Joan Aiken is a very fine writer. Best known, and certainly best known to me, as an author of children's books, she also wrote several Jane Austen sequels. I read her continuation of JA's unfinished novel The Watsons earlier this year and have just finished this one. I've read rather a lot of sequels recently, ranging from dreadful through acceptable to excellent, and I'd put this one into the third category, though I did have some quibbles about the ending.
Just before the novel begins -- about four years after the end of Mansfield Park -- Sir Thomas Bertram has died. Someone is needed to settle business at the estates in the West Indies, and Lady Bertram is unwilling to let her older son Tom, now the new Sir Thomas, to go, as she fears he might have a return of the fever that threatened his life some years earlier. Edmund is more than willing to go, and Fanny -- who never actually appears in the narrative -- insists on accompanying him, taking their newborn baby along. Their older child, three-year-old Mary, is to be left in the care of Fanny's younger sister Susan Price, now living at Mansfield and taking Fanny's place as Lady Bertram's companion and carer. It is Susan, now eighteen and an intelligent, good-hearted, though sometimes rather outspoken girl, around whom the plot revolves. Soon after Edmund and Fanny's departure, Susan is faced with a considerable challenge. New tenants have arrived at The White House in the village, the one-time residence of Mrs Norris (who, we learn, has also recently died at the house in Keswick where she was living with the divorced and disgraced Maria Bertram). Those tenants turn out to be none other than Mary Crawford and her brother Henry. Susan is in some distress at this news, knowing that Tom has no time for the Crawfords, as he holds them to be to blame for Maria's bad behaviour. But when she discovers that Mary is gravely, probably fatally, ill, Susan starts to visit her and a genuine friendship develops between them. Mary is a chastened woman with an unhappy marriage behind her, and what she tells Susan about the truth of Maria's relationship with Henry is startling, to say the least. When Susan actually meets Henry, an instant rapport develops between them. Tom, meanwhile, is feeling ready to settle down, and has his eye on a wealthy and charming girl from a neighbouring village. She, however, shows signs of preferring Susan's brother William, now a Captain in the navy...

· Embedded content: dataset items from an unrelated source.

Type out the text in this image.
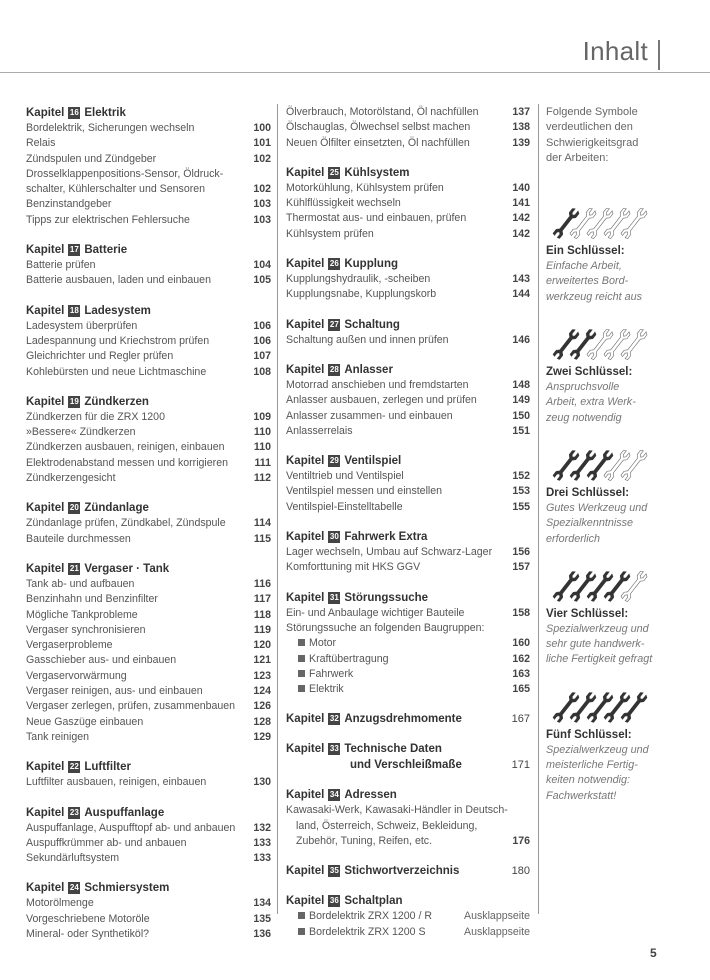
Inhalt
Kapitel 16 Elektrik
Bordelektrik, Sicherungen wechseln	100
Relais	101
Zündspulen und Zündgeber	102
Drosselklappenpositions-Sensor, Öldruck-
schalter, Kühlerschalter und Sensoren	102
Benzinstandgeber	103
Tipps zur elektrischen Fehlersuche	103
Kapitel 17 Batterie
Batterie prüfen	104
Batterie ausbauen, laden und einbauen	105
Kapitel 18 Ladesystem
Ladesystem überprüfen	106
Ladespannung und Kriechstrom prüfen	106
Gleichrichter und Regler prüfen	107
Kohlebürsten und neue Lichtmaschine	108
Kapitel 19 Zündkerzen
Zündkerzen für die ZRX 1200	109
»Bessere« Zündkerzen	110
Zündkerzen ausbauen, reinigen, einbauen	110
Elektrodenabstand messen und korrigieren	111
Zündkerzengesicht	112
Kapitel 20 Zündanlage
Zündanlage prüfen, Zündkabel, Zündspule	114
Bauteile durchmessen	115
Kapitel 21 Vergaser · Tank
Tank ab- und aufbauen	116
Benzinhahn und Benzinfilter	117
Mögliche Tankprobleme	118
Vergaser synchronisieren	119
Vergaserprobleme	120
Gasschieber aus- und einbauen	121
Vergaservorwärmung	123
Vergaser reinigen, aus- und einbauen	124
Vergaser zerlegen, prüfen, zusammenbauen	126
Neue Gaszüge einbauen	128
Tank reinigen	129
Kapitel 22 Luftfilter
Luftfilter ausbauen, reinigen, einbauen	130
Kapitel 23 Auspuffanlage
Auspuffanlage, Auspufftopf ab- und anbauen	132
Auspuffkrümmer ab- und anbauen	133
Sekundärluftsystem	133
Kapitel 24 Schmiersystem
Motorölmenge	134
Vorgeschriebene Motoröle	135
Mineral- oder Synthetiköl?	136
Ölverbrauch, Motorölstand, Öl nachfüllen	137
Ölschauglas, Ölwechsel selbst machen	138
Neuen Ölfilter einsetzten, Öl nachfüllen	139
Kapitel 25 Kühlsystem
Motorkühlung, Kühlsystem prüfen	140
Kühlflüssigkeit wechseln	141
Thermostat aus- und einbauen, prüfen	142
Kühlsystem prüfen	142
Kapitel 26 Kupplung
Kupplungshydraulik, -scheiben	143
Kupplungsnabe, Kupplungskorb	144
Kapitel 27 Schaltung
Schaltung außen und innen prüfen	146
Kapitel 28 Anlasser
Motorrad anschieben und fremdstarten	148
Anlasser ausbauen, zerlegen und prüfen	149
Anlasser zusammen- und einbauen	150
Anlasserrelais	151
Kapitel 29 Ventilspiel
Ventiltrieb und Ventilspiel	152
Ventilspiel messen und einstellen	153
Ventilspiel-Einstelltabelle	155
Kapitel 30 Fahrwerk Extra
Lager wechseln, Umbau auf Schwarz-Lager	156
Komforttuning mit HKS GGV	157
Kapitel 31 Störungssuche
Ein- und Anbaulage wichtiger Bauteile	158
Störungssuche an folgenden Baugruppen:
Motor	160
Kraftübertragung	162
Fahrwerk	163
Elektrik	165
Kapitel 32 Anzugsdrehmomente	167
Kapitel 33 Technische Daten
und Verschleißmaße	171
Kapitel 34 Adressen
Kawasaki-Werk, Kawasaki-Händler in Deutsch-
land, Österreich, Schweiz, Bekleidung,
Zubehör, Tuning, Reifen, etc.	176
Kapitel 35 Stichwortverzeichnis	180
Kapitel 36 Schaltplan
Bordelektrik ZRX 1200 / R	Ausklappseite
Bordelektrik ZRX 1200 S	Ausklappseite
Folgende Symbole
verdeutlichen den
Schwierigkeitsgrad
der Arbeiten:
Ein Schlüssel:
Einfache Arbeit,
erweitertes Bord-
werkzeug reicht aus
Zwei Schlüssel:
Anspruchsvolle
Arbeit, extra Werk-
zeug notwendig
Drei Schlüssel:
Gutes Werkzeug und
Spezialkenntnisse
erforderlich
Vier Schlüssel:
Spezialwerkzeug und
sehr gute handwerk-
liche Fertigkeit gefragt
Fünf Schlüssel:
Spezialwerkzeug und
meisterliche Fertig-
keiten notwendig:
Fachwerkstatt!
5
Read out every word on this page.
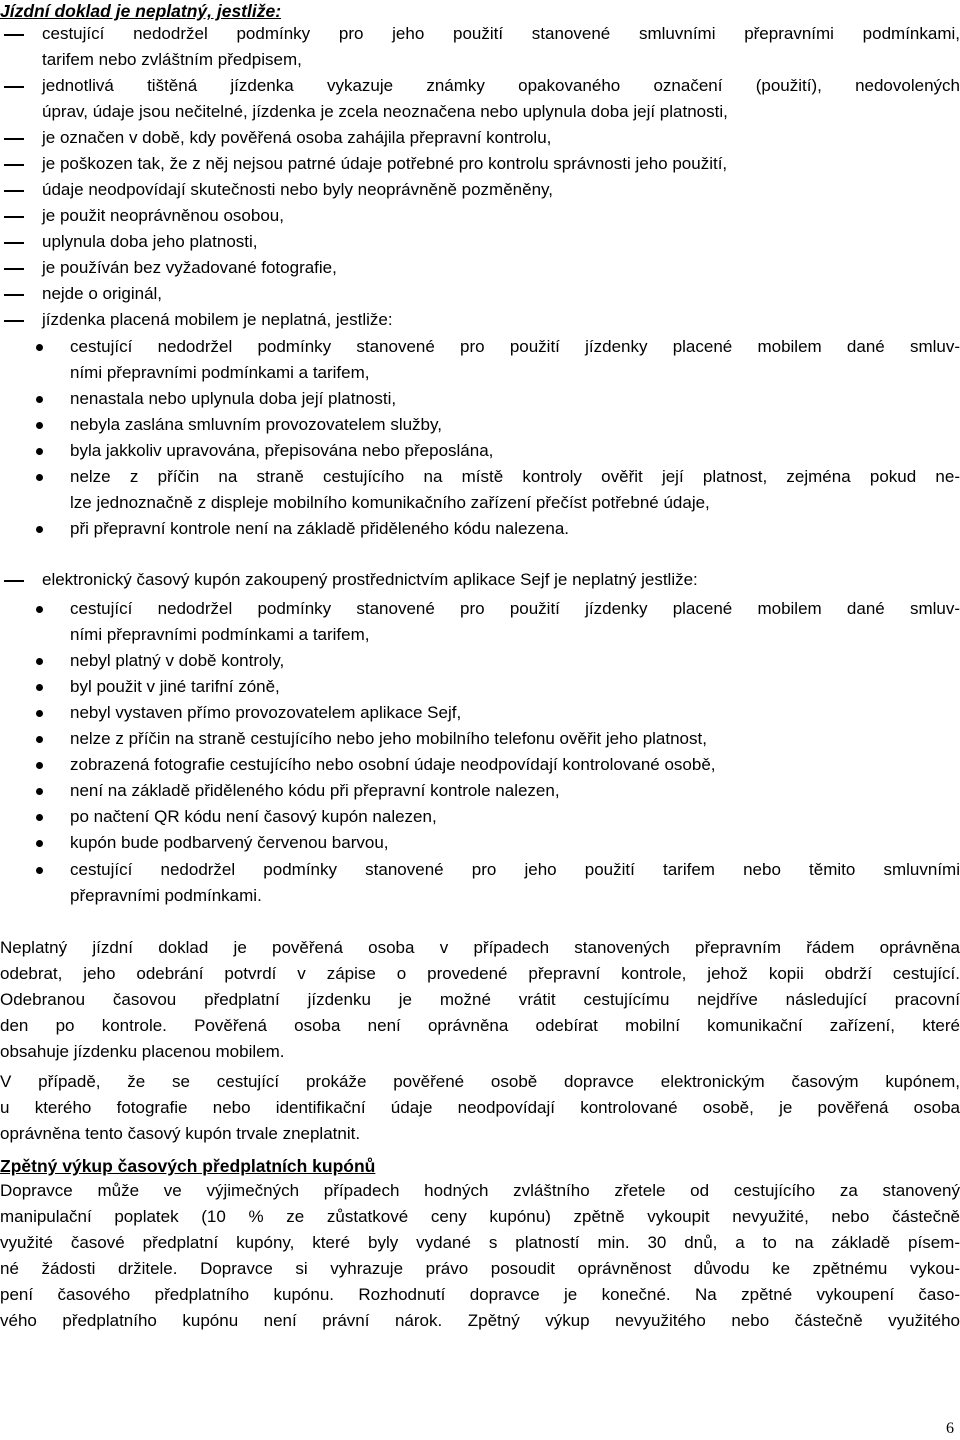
Jízdní doklad je neplatný, jestliže:
cestující nedodržel podmínky pro jeho použití stanovené smluvními přepravními podmínkami,
tarifem nebo zvláštním předpisem,
jednotlivá tištěná jízdenka vykazuje známky opakovaného označení (použití), nedovolených
úprav, údaje jsou nečitelné, jízdenka je zcela neoznačena nebo uplynula doba její platnosti,
je označen v době, kdy pověřená osoba zahájila přepravní kontrolu,
je poškozen tak, že z něj nejsou patrné údaje potřebné pro kontrolu správnosti jeho použití,
údaje neodpovídají skutečnosti nebo byly neoprávněně pozměněny,
je použit neoprávněnou osobou,
uplynula doba jeho platnosti,
je používán bez vyžadované fotografie,
nejde o originál,
jízdenka placená mobilem je neplatná, jestliže:
cestující nedodržel podmínky stanovené pro použití jízdenky placené mobilem dané smluv-
ními přepravními podmínkami a tarifem,
nenastala nebo uplynula doba její platnosti,
nebyla zaslána smluvním provozovatelem služby,
byla jakkoliv upravována, přepisována nebo přeposlána,
nelze z příčin na straně cestujícího na místě kontroly ověřit její platnost, zejména pokud ne-
lze jednoznačně z displeje mobilního komunikačního zařízení přečíst potřebné údaje,
při přepravní kontrole není na základě přiděleného kódu nalezena.
elektronický časový kupón zakoupený prostřednictvím aplikace Sejf je neplatný jestliže:
cestující nedodržel podmínky stanovené pro použití jízdenky placené mobilem dané smluv-
ními přepravními podmínkami a tarifem,
nebyl platný v době kontroly,
byl použit v jiné tarifní zóně,
nebyl vystaven přímo provozovatelem aplikace Sejf,
nelze z příčin na straně cestujícího nebo jeho mobilního telefonu ověřit jeho platnost,
zobrazená fotografie cestujícího nebo osobní údaje neodpovídají kontrolované osobě,
není na základě přiděleného kódu při přepravní kontrole nalezen,
po načtení QR kódu není časový kupón nalezen,
kupón bude podbarvený červenou barvou,
cestující nedodržel podmínky stanovené pro jeho použití tarifem nebo těmito smluvními
přepravními podmínkami.
Neplatný jízdní doklad je pověřená osoba v případech stanovených přepravním řádem oprávněna
odebrat, jeho odebrání potvrdí v zápise o provedené přepravní kontrole, jehož kopii obdrží cestující.
Odebranou časovou předplatní jízdenku je možné vrátit cestujícímu nejdříve následující pracovní
den po kontrole. Pověřená osoba není oprávněna odebírat mobilní komunikační zařízení, které
obsahuje jízdenku placenou mobilem.
V případě, že se cestující prokáže pověřené osobě dopravce elektronickým časovým kupónem,
u kterého fotografie nebo identifikační údaje neodpovídají kontrolované osobě, je pověřená osoba
oprávněna tento časový kupón trvale zneplatnit.
Zpětný výkup časových předplatních kupónů
Dopravce může ve výjimečných případech hodných zvláštního zřetele od cestujícího za stanovený
manipulační poplatek (10 % ze zůstatkové ceny kupónu) zpětně vykoupit nevyužité, nebo částečně
využité časové předplatní kupóny, které byly vydané s platností min. 30 dnů, a to na základě písem-
né žádosti držitele. Dopravce si vyhrazuje právo posoudit oprávněnost důvodu ke zpětnému vykou-
pení časového předplatního kupónu. Rozhodnutí dopravce je konečné. Na zpětné vykoupení časo-
vého předplatního kupónu není právní nárok. Zpětný výkup nevyužitého nebo částečně využitého
6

I can't even begin to enjoy a JA sequel unless the language is right, and Aiken scores top marks for this -- I couldn't fault her once. Her characterisation is also astonishingly right. Lady Bertram, Tom and Mary Crawford are exactly as we remember them -- I was particularly impressed with Mary, who speaks and acts exactly as she did in JA's novel, or rather as she would have done had she been in pain and seriously ill. Julia Bertram, now Mrs Yates, has developed into a horrendous carbon copy of her Aunt Norris, and treats Susan as badly as Mrs Norris did Fanny. And the new characters, invented by Aiken for the novel, are absolutely convincing. I particularly liked Mrs Osborne, sister of the vicar who has come to replace Edmund during the West Indian trip. The widow of an Admiral (unfortunately washed overboard on a sea voyage) she is warm, intelligent and delightfully relaxed. As for Susan, I thought she was great. No shrinking violet, she has had to learn to moderate her natural ebullience and her tendency to speak her mind, but she is a true Austen heroine in her natural sense of right and wrong. But, as I said at the beginning, I was not totally happy with the ending. It seemed to me almost as if Aiken had scrambled through to a conclusion in a bit of a hurry, and I was disappointed by the choice Susan eventually made, which I thought had not really been prepared for in any convincing way. But others might disagree. All in all, I had enormous pleasure in reading this, and wished it had been longer.
Your comments on the hurried, under-prepared ending of Aiken's novel are well targeted, and I agree. But - lese-majeste warning - they are rather typical of Jane herself, n'est pas? But Aiken overdoes it, and her ending was a bit lazy, a parallel MP with the second sister.